Emanuel Exports Managing Director Graham Daws was quoted as saying that Australia’s insistence on countries meeting ESCAS standards before they received Australian animals was a ‘belligerent attitude.’
There is nothing belligerent about seeking animal welfare assurances.
Live sheep have not been exported to Saudi Arabia since 2012 because the Saudi Government will not accept the basic premise of Australia’s Exporter Supply Chain Assurance System.
Granting Saudi Arabia an exemption from ESCAS by ‘re-forming’ the system would place the entire scheme in jeopardy.
Bahrain, Egypt, Israel, Jordan, Kuwait, Oman, Qatar and the UAE all currently operate under ESCAS. Granting an exemption to one country will likely prompt these and others to seek exemptions as well.

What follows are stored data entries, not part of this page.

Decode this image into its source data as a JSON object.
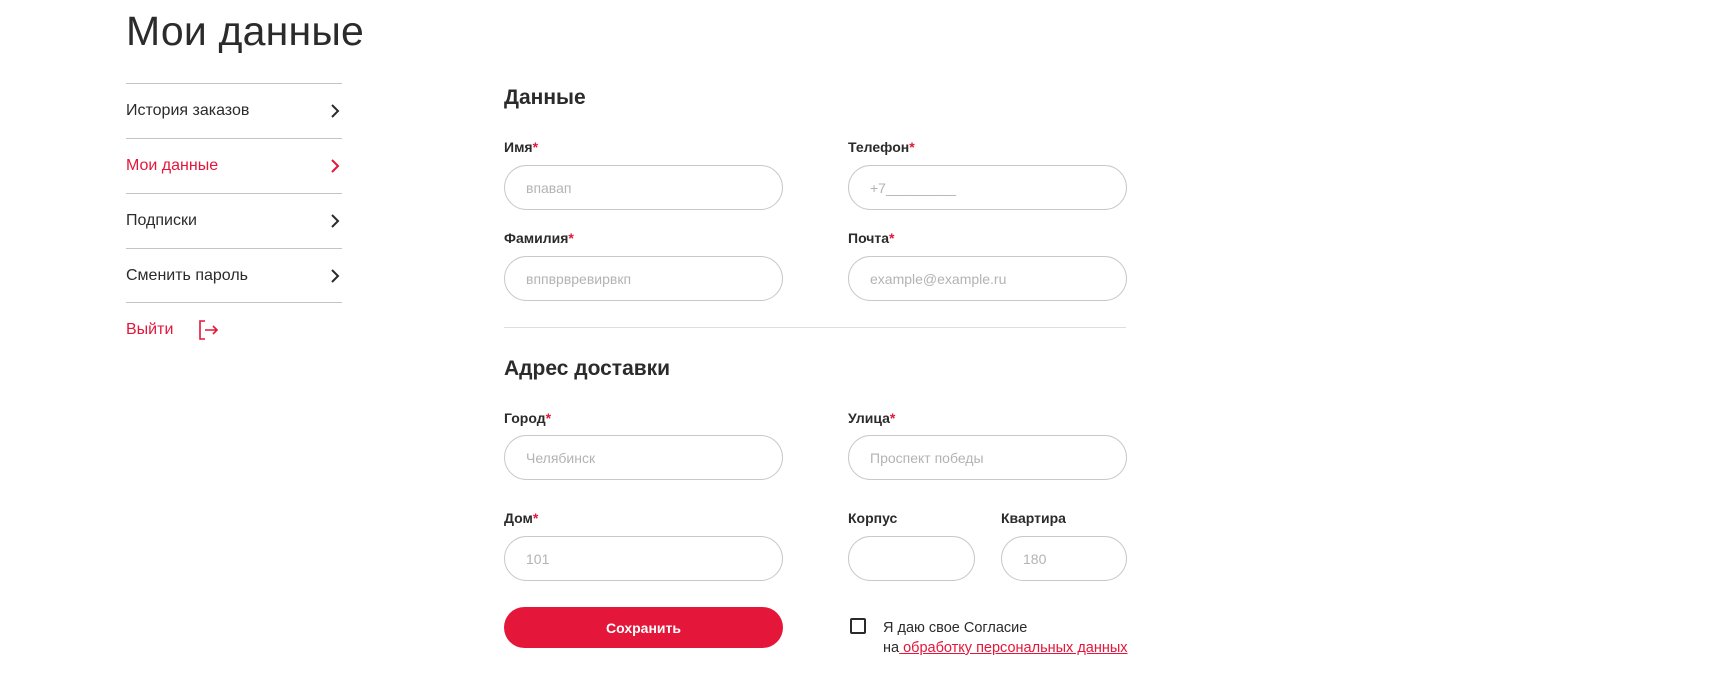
{
  "page": {
    "title": "Мои данные"
  },
  "sidebar": {
    "items": [
      {
        "label": "История заказов",
        "active": false
      },
      {
        "label": "Мои данные",
        "active": true
      },
      {
        "label": "Подписки",
        "active": false
      },
      {
        "label": "Сменить пароль",
        "active": false
      }
    ],
    "logout_label": "Выйти"
  },
  "personal": {
    "title": "Данные",
    "name": {
      "label": "Имя",
      "placeholder": "впавап"
    },
    "phone": {
      "label": "Телефон",
      "placeholder": "+7_________"
    },
    "surname": {
      "label": "Фамилия",
      "placeholder": "вппврвревирвкп"
    },
    "email": {
      "label": "Почта",
      "placeholder": "example@example.ru"
    }
  },
  "address": {
    "title": "Адрес доставки",
    "city": {
      "label": "Город",
      "placeholder": "Челябинск"
    },
    "street": {
      "label": "Улица",
      "placeholder": "Проспект победы"
    },
    "house": {
      "label": "Дом",
      "placeholder": "101"
    },
    "building": {
      "label": "Корпус",
      "placeholder": ""
    },
    "apartment": {
      "label": "Квартира",
      "placeholder": "180"
    }
  },
  "required_mark": "*",
  "actions": {
    "save_label": "Сохранить"
  },
  "consent": {
    "line1": "Я даю свое Согласие",
    "prefix": "на",
    "link": " обработку персональных данных"
  },
  "colors": {
    "accent": "#e4163a",
    "text": "#2b2b2b",
    "border": "#c8c8c8"
  }
}
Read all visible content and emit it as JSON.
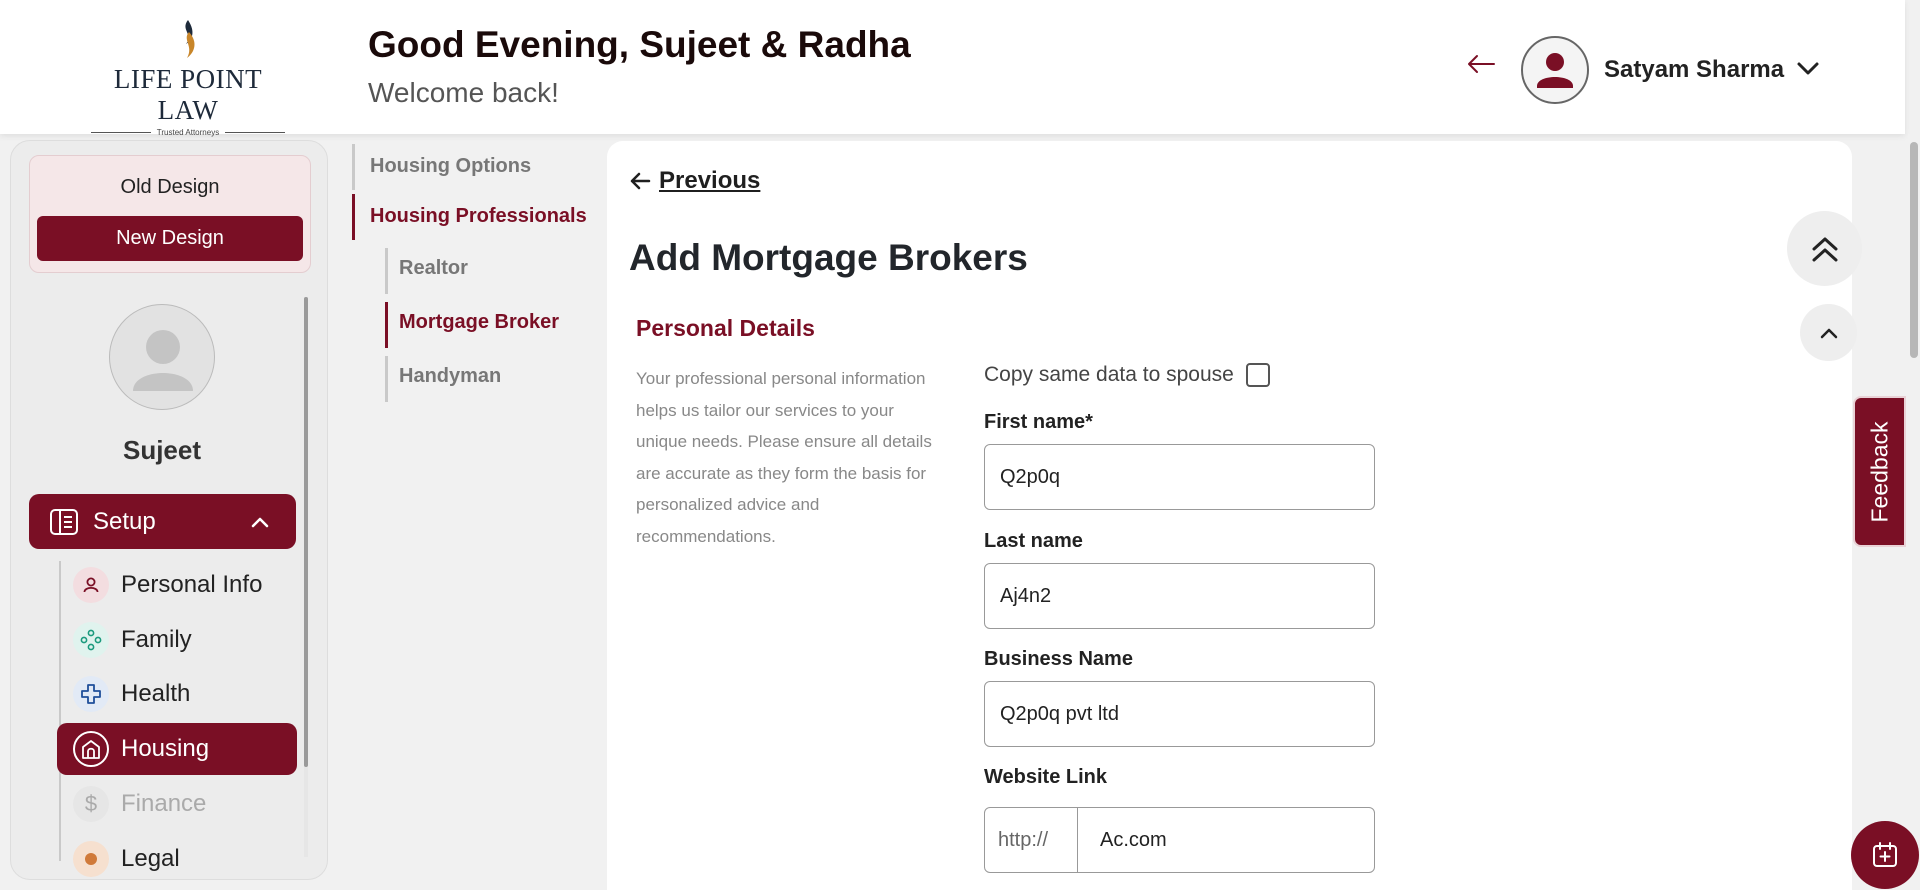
{
  "header": {
    "logo_text": "LIFE POINT LAW",
    "logo_tagline": "Trusted Attorneys",
    "greeting": "Good Evening, Sujeet & Radha",
    "welcome": "Welcome back!",
    "user_name": "Satyam Sharma"
  },
  "sidebar": {
    "old_design": "Old Design",
    "new_design": "New Design",
    "profile_name": "Sujeet",
    "setup_label": "Setup",
    "items": [
      {
        "label": "Personal Info",
        "icon": "person-icon"
      },
      {
        "label": "Family",
        "icon": "family-icon"
      },
      {
        "label": "Health",
        "icon": "health-cross-icon"
      },
      {
        "label": "Housing",
        "icon": "home-icon",
        "active": true
      },
      {
        "label": "Finance",
        "icon": "dollar-icon"
      },
      {
        "label": "Legal",
        "icon": "legal-icon"
      }
    ]
  },
  "subnav": {
    "housing_options": "Housing Options",
    "housing_professionals": "Housing Professionals",
    "realtor": "Realtor",
    "mortgage_broker": "Mortgage Broker",
    "handyman": "Handyman"
  },
  "main": {
    "previous": "Previous",
    "title": "Add Mortgage Brokers",
    "section_title": "Personal Details",
    "section_desc": "Your professional personal information helps us tailor our services to your unique needs. Please ensure all details are accurate as they form the basis for personalized advice and recommendations.",
    "copy_to_spouse": "Copy same data to spouse",
    "first_name_label": "First name*",
    "first_name_value": "Q2p0q",
    "last_name_label": "Last name",
    "last_name_value": "Aj4n2",
    "business_name_label": "Business Name",
    "business_name_value": "Q2p0q pvt ltd",
    "website_label": "Website Link",
    "website_prefix": "http://",
    "website_value": "Ac.com"
  },
  "feedback_label": "Feedback",
  "colors": {
    "brand": "#7a0f25",
    "background": "#f1f1f1"
  }
}
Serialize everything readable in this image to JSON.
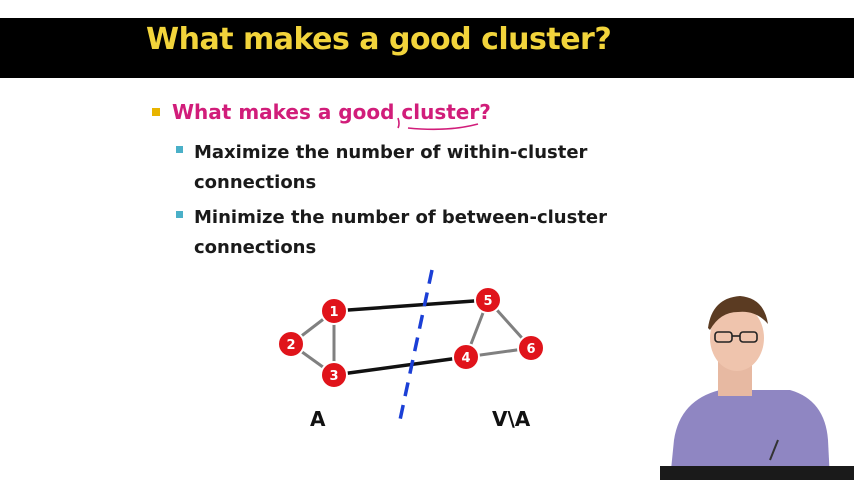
{
  "slide": {
    "title": "What makes a good cluster?",
    "bullet_main": "What makes a good cluster?",
    "sub_bullets": [
      "Maximize the number of within-cluster connections",
      "Minimize the number of between-cluster connections"
    ]
  },
  "graph": {
    "nodes": [
      "1",
      "2",
      "3",
      "4",
      "5",
      "6"
    ],
    "set_a_label": "A",
    "set_va_label": "V\\A"
  },
  "colors": {
    "title_bar": "#000000",
    "title_text": "#f2d43b",
    "main_bullet": "#d11d7a",
    "node_fill": "#e0141b"
  }
}
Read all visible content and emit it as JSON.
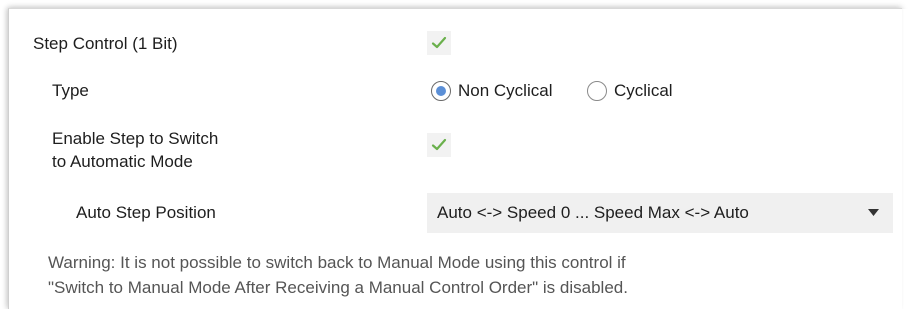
{
  "settings": {
    "step_control": {
      "label": "Step Control (1 Bit)",
      "checked": true
    },
    "type": {
      "label": "Type",
      "options": [
        "Non Cyclical",
        "Cyclical"
      ],
      "selected": "Non Cyclical"
    },
    "enable_step": {
      "label_line1": "Enable Step to Switch",
      "label_line2": "to Automatic Mode",
      "checked": true
    },
    "auto_step_position": {
      "label": "Auto Step Position",
      "value": "Auto <-> Speed 0 ... Speed Max <-> Auto"
    },
    "warning": {
      "line1": "Warning: It is not possible to switch back to Manual Mode using this control if",
      "line2": "\"Switch to Manual Mode After Receiving a Manual Control Order\" is disabled."
    }
  },
  "colors": {
    "checkmark": "#6ab04c",
    "radio_dot": "#5b8fd6",
    "control_bg": "#f0f0f0",
    "warning_text": "#555555"
  },
  "icons": {
    "checkbox": "checkmark-icon",
    "dropdown": "chevron-down-icon"
  }
}
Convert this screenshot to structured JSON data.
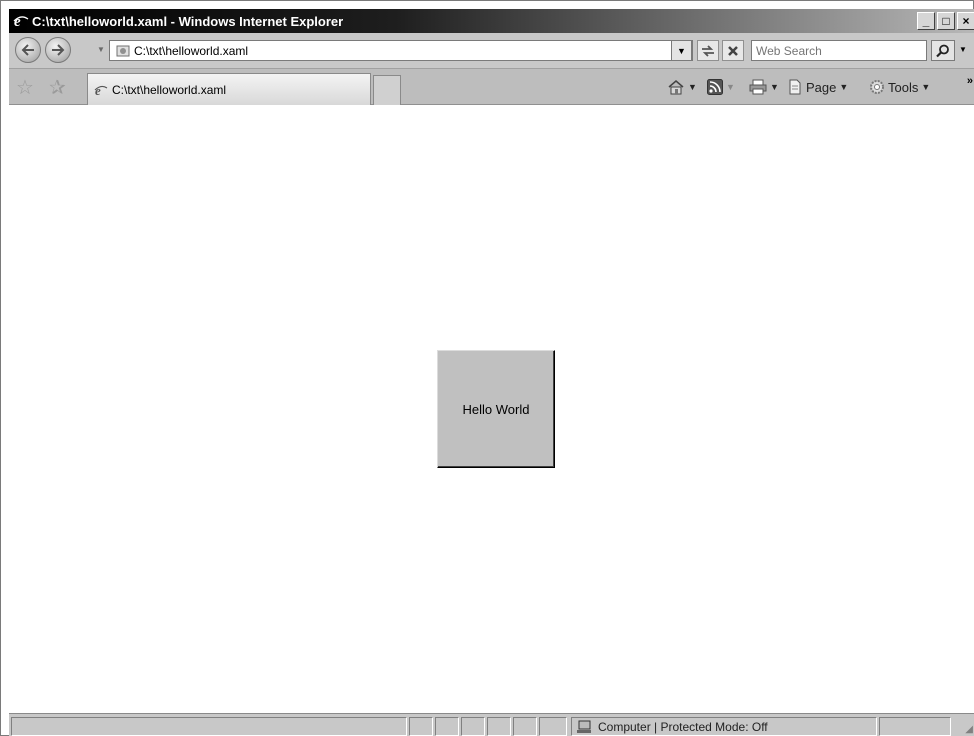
{
  "window": {
    "title": "C:\\txt\\helloworld.xaml - Windows Internet Explorer",
    "controls": {
      "minimize": "_",
      "maximize": "□",
      "close": "×"
    }
  },
  "address_bar": {
    "url": "C:\\txt\\helloworld.xaml",
    "search_placeholder": "Web Search"
  },
  "tabs": [
    {
      "label": "C:\\txt\\helloworld.xaml"
    }
  ],
  "command_bar": {
    "page_label": "Page",
    "tools_label": "Tools"
  },
  "content": {
    "button_label": "Hello World"
  },
  "status_bar": {
    "zone_text": "Computer | Protected Mode: Off"
  },
  "icons": [
    "ie-logo-icon",
    "back-icon",
    "forward-icon",
    "page-icon",
    "refresh-icon",
    "stop-icon",
    "search-icon",
    "favorites-star-icon",
    "add-favorites-icon",
    "home-icon",
    "feeds-icon",
    "print-icon",
    "page-menu-icon",
    "tools-gear-icon",
    "computer-zone-icon"
  ]
}
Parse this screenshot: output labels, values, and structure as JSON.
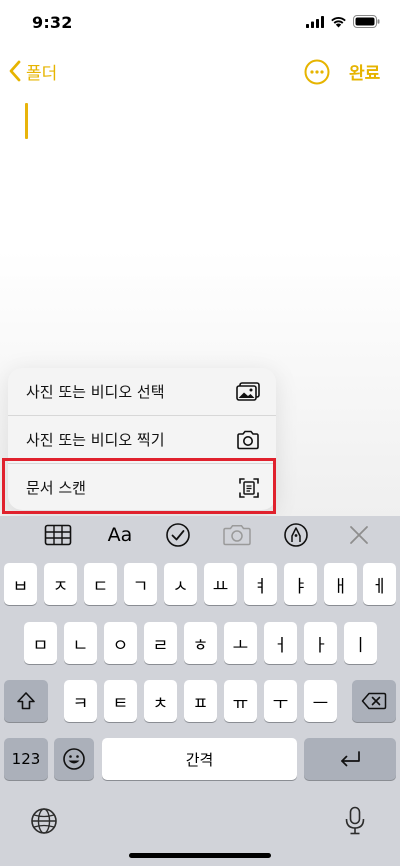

This would increase the risk to both the welfare of Australian live-exported animals as well as the integrity of the scheme, and undermining the very purpose for which the program was established.
Australia could even be find itself in breach of the ‘most favoured nation’ principle under World Trade Organisation rules if concessions are made for Saudi Arabia but equivalent concessions aren’t then extended to other countries.
The ESCAS system is only as strong as its constituent parts. Remove one card and the whole house will collapse.